Speculative Masonry is so far interwoven with religion, as to lay us under the strongest obligations to pay that rational homage to the Deity, which at once constitutes our duty and our happiness. It leads to the contemplative to view with reverence and admiration the glorious works of creation, and inspires them with the most exalted ideas of the perfection of the divine Creator, Operative Masonry furnishes us with dwellings, and convenient shelters from the inclemencies of seasons; and while it displays the effects of human wisdom, as well in the choice as in the arrangement of the materials of which an edifice is composed, it demonstrates what a fund of science and industry is implanted inn man for the best, most salutary, and beneficent purposes.

The lapse of time, the ruthless hand of ignorance, and the devastations of war, have laid waste and destroyed many valuable monuments of antiquity, on which the utmost exertions of human genius have been employed.
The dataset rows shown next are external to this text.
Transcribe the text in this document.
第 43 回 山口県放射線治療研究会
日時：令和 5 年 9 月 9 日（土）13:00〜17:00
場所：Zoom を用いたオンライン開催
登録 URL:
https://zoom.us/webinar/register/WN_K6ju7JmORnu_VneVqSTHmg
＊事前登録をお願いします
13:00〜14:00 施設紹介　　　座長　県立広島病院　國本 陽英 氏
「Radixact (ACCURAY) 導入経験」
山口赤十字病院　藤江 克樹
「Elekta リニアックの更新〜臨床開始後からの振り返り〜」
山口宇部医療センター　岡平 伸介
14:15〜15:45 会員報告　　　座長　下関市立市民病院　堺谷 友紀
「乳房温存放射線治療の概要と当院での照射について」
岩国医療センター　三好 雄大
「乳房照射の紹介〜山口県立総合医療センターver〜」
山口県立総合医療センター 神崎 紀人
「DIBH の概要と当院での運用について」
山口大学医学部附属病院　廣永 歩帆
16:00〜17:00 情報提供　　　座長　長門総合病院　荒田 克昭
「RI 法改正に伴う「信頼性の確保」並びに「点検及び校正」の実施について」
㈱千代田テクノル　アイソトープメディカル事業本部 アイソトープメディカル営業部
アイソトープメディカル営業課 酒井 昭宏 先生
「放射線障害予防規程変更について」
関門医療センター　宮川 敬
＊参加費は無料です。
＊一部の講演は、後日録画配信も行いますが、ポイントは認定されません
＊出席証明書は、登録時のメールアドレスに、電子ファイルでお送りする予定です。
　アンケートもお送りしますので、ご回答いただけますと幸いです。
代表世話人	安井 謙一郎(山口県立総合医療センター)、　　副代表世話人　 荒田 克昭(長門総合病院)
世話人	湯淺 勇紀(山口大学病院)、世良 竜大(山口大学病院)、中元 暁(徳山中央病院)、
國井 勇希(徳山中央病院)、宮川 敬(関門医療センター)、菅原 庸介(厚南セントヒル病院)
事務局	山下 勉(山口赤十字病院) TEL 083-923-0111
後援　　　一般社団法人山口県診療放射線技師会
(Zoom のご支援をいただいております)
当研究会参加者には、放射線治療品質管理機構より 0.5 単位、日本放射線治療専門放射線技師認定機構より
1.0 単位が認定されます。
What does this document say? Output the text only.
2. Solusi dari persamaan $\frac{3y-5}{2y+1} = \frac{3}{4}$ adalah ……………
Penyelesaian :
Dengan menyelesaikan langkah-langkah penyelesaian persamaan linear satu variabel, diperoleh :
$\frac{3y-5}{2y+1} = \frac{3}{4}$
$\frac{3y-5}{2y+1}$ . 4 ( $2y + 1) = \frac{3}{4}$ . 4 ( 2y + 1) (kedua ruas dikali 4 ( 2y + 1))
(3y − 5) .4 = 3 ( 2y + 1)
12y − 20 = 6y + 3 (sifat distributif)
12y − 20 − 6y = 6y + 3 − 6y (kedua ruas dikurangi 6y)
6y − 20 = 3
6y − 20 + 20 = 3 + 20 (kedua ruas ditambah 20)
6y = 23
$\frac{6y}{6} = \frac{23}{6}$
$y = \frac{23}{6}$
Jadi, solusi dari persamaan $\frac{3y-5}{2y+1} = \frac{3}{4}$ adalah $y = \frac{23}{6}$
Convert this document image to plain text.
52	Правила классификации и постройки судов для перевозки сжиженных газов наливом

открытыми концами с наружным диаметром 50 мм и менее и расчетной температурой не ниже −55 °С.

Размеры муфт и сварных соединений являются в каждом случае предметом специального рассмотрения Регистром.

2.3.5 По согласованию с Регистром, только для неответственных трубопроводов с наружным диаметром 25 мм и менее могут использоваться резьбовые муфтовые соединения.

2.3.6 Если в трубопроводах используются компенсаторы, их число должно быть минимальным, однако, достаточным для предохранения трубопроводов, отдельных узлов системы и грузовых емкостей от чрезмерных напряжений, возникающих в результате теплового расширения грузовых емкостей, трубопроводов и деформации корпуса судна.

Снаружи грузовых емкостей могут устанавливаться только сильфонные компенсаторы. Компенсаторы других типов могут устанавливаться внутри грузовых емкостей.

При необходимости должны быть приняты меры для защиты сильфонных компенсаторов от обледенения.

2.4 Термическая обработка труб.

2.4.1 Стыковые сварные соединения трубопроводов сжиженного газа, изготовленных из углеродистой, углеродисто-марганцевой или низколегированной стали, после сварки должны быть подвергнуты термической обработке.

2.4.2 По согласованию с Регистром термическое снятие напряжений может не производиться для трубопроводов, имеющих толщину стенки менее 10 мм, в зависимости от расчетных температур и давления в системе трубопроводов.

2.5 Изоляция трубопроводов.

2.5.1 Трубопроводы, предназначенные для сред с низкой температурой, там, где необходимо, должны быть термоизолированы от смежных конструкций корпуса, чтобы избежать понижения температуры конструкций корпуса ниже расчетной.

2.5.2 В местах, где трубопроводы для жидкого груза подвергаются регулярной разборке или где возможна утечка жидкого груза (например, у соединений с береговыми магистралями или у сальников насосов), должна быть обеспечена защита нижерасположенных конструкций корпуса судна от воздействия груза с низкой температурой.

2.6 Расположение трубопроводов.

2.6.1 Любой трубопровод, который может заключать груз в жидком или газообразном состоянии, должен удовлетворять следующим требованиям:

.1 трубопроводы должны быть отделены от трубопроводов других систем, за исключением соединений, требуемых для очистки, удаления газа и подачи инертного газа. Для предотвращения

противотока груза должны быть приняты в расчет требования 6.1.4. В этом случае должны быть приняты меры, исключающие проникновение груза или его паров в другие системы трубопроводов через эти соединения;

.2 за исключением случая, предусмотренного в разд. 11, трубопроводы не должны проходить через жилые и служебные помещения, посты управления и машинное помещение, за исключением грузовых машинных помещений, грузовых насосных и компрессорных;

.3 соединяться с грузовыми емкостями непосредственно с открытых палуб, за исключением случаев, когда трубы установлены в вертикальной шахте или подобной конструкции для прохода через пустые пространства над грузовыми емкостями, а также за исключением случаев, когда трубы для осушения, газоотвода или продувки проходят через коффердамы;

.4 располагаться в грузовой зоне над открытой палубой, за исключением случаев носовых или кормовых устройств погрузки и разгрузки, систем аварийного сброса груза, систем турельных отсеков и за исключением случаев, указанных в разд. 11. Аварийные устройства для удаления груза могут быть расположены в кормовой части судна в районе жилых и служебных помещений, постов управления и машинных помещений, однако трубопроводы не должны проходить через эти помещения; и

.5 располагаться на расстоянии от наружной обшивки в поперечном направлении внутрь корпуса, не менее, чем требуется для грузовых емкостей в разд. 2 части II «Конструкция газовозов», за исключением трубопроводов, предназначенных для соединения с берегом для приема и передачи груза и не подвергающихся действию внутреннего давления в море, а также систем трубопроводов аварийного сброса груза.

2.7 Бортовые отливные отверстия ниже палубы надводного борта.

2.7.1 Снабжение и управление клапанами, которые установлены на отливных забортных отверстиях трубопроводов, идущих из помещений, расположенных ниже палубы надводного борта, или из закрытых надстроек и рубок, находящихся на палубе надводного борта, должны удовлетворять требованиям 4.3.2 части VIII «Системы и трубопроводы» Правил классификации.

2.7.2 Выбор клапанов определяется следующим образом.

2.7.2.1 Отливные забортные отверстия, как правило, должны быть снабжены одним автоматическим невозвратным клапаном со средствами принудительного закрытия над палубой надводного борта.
Even the temple of Solomon, so spacious and magnificent, and constructed by so many celebrated artists, escaped not the unsparing ravages of barbarous forces force. Freemasonry, notwithstanding, has still survived. The attentive ear receives the sound of the instructive tongue, and the sacred mysteries are safely lodged in the repository of faithful breasts. Tools and implements of architecture, symbols the most expressive, are selected by the fraternity, to imprint on the memory serious truths; and thus the excellent tenets of the institution are transmitted unimpaired, under circumstances precarious and adverse, through the succession of aegs.